I have a 2.5 year old who is spoken only English with me and Spanish with my wife. The one language to one person connection is important so that the child understands the context for switching. (We have a 11 yr girl who went through the same routine and she is bi-lingual although her language development was way faster... she was talking in sentences at age 1) Every child is different. My 2.5 can maybe form 2-3 word sentences...

I personally was brought up with 3 languages (English, Cantonese and Malay), which would be common if you grew up in a multi-cultural country.. no one ever thinks it's a problem there.


I only started speaking at 3 and I was in an environment with English, Chinese, Malay and 2 other dialects. Certainly not a indicator of general well being and intelligence since I turn out ok, just not very sociable :) I also read that late speakers may hint at other stronger developments like spatial thinking. But in any doubt, bring him to see a doctor if unsure.


From an academic perspective, bilingualism/multilingualism is no longer considered an explanation for language delay. If you think he is delayed, you should get him checked out. Of course there will always be kids who are faster or slower at talking than "average", whether multilingual or not, without that indicating any problem.


We speak three languages in our family --- Marathi, which is our native language, besides Hindi and English, which are both common throughout India. Our older kid grew up speaking only Marathi at home. She picked up Hindi with here playmates in the apartment, and learnt English at day-care. She is good at all three now. Our second child is going through the same process now. There was no serious confusion in either child's mind, besides the occasional mistake of crossing words from one language to another.

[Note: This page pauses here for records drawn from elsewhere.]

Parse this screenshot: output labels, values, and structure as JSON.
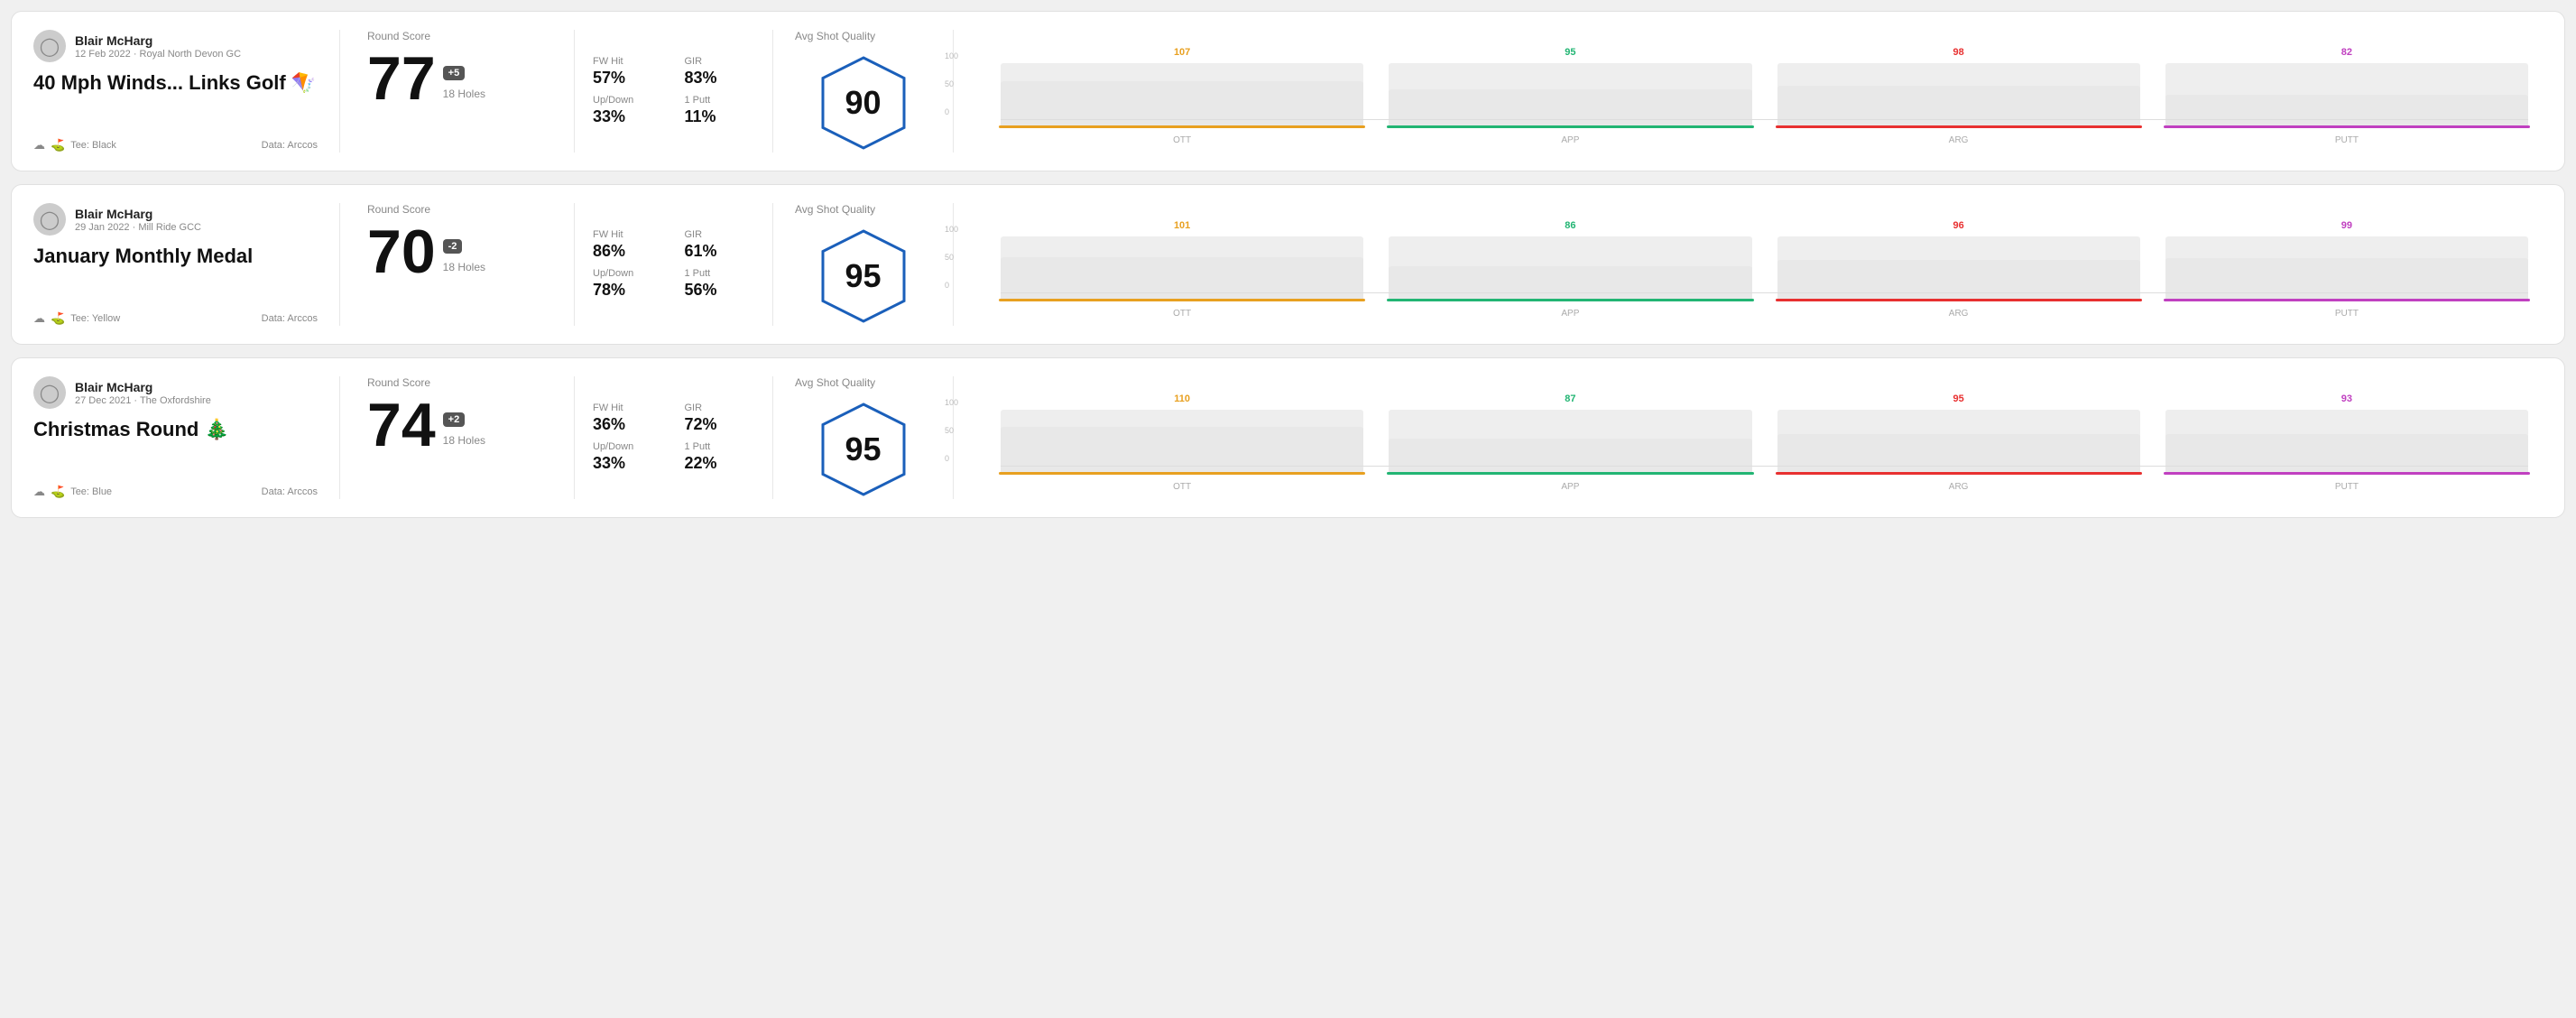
{
  "rounds": [
    {
      "id": "round-1",
      "user": {
        "name": "Blair McHarg",
        "date": "12 Feb 2022 · Royal North Devon GC"
      },
      "title": "40 Mph Winds... Links Golf 🪁",
      "tee": "Black",
      "data_source": "Data: Arccos",
      "round_score_label": "Round Score",
      "score": "77",
      "badge": "+5",
      "holes": "18 Holes",
      "fw_hit_label": "FW Hit",
      "fw_hit": "57%",
      "gir_label": "GIR",
      "gir": "83%",
      "updown_label": "Up/Down",
      "updown": "33%",
      "oneputt_label": "1 Putt",
      "oneputt": "11%",
      "avg_shot_quality_label": "Avg Shot Quality",
      "quality": "90",
      "chart": {
        "bars": [
          {
            "label": "OTT",
            "value": 107,
            "color": "#e8a020",
            "pct": 72
          },
          {
            "label": "APP",
            "value": 95,
            "color": "#22b573",
            "pct": 60
          },
          {
            "label": "ARG",
            "value": 98,
            "color": "#e83030",
            "pct": 65
          },
          {
            "label": "PUTT",
            "value": 82,
            "color": "#c040c0",
            "pct": 52
          }
        ],
        "y_labels": [
          "100",
          "50",
          "0"
        ]
      }
    },
    {
      "id": "round-2",
      "user": {
        "name": "Blair McHarg",
        "date": "29 Jan 2022 · Mill Ride GCC"
      },
      "title": "January Monthly Medal",
      "tee": "Yellow",
      "data_source": "Data: Arccos",
      "round_score_label": "Round Score",
      "score": "70",
      "badge": "-2",
      "holes": "18 Holes",
      "fw_hit_label": "FW Hit",
      "fw_hit": "86%",
      "gir_label": "GIR",
      "gir": "61%",
      "updown_label": "Up/Down",
      "updown": "78%",
      "oneputt_label": "1 Putt",
      "oneputt": "56%",
      "avg_shot_quality_label": "Avg Shot Quality",
      "quality": "95",
      "chart": {
        "bars": [
          {
            "label": "OTT",
            "value": 101,
            "color": "#e8a020",
            "pct": 68
          },
          {
            "label": "APP",
            "value": 86,
            "color": "#22b573",
            "pct": 54
          },
          {
            "label": "ARG",
            "value": 96,
            "color": "#e83030",
            "pct": 64
          },
          {
            "label": "PUTT",
            "value": 99,
            "color": "#c040c0",
            "pct": 66
          }
        ],
        "y_labels": [
          "100",
          "50",
          "0"
        ]
      }
    },
    {
      "id": "round-3",
      "user": {
        "name": "Blair McHarg",
        "date": "27 Dec 2021 · The Oxfordshire"
      },
      "title": "Christmas Round 🎄",
      "tee": "Blue",
      "data_source": "Data: Arccos",
      "round_score_label": "Round Score",
      "score": "74",
      "badge": "+2",
      "holes": "18 Holes",
      "fw_hit_label": "FW Hit",
      "fw_hit": "36%",
      "gir_label": "GIR",
      "gir": "72%",
      "updown_label": "Up/Down",
      "updown": "33%",
      "oneputt_label": "1 Putt",
      "oneputt": "22%",
      "avg_shot_quality_label": "Avg Shot Quality",
      "quality": "95",
      "chart": {
        "bars": [
          {
            "label": "OTT",
            "value": 110,
            "color": "#e8a020",
            "pct": 74
          },
          {
            "label": "APP",
            "value": 87,
            "color": "#22b573",
            "pct": 55
          },
          {
            "label": "ARG",
            "value": 95,
            "color": "#e83030",
            "pct": 63
          },
          {
            "label": "PUTT",
            "value": 93,
            "color": "#c040c0",
            "pct": 62
          }
        ],
        "y_labels": [
          "100",
          "50",
          "0"
        ]
      }
    }
  ]
}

The older kid said her first sentence consisting of three words at 18 months, but the younger kid did not. By that stage, both had a large vocabulary of words to express themselves, and even larger vocabulary of words that they understood.

EDIT: Missed the detail about "since birth". So no, my example does not answer your question, since they were exposed to only one language --- Marathi --- until 18 months.


We have 3 languages in our house and my 8 year and 10 year girls master all three languages (English, Chinese & German) without a problem.

Key in the early learning stage is the relationship of person to language and to repeat it

one person = one language

Our family conversation is happening in English and that is their native language by a distance. The girls do have daily Chinese afterschool program and with my wife using it daily it kept them very proficient. My German use is limited and I can tell they are getting a little rusty.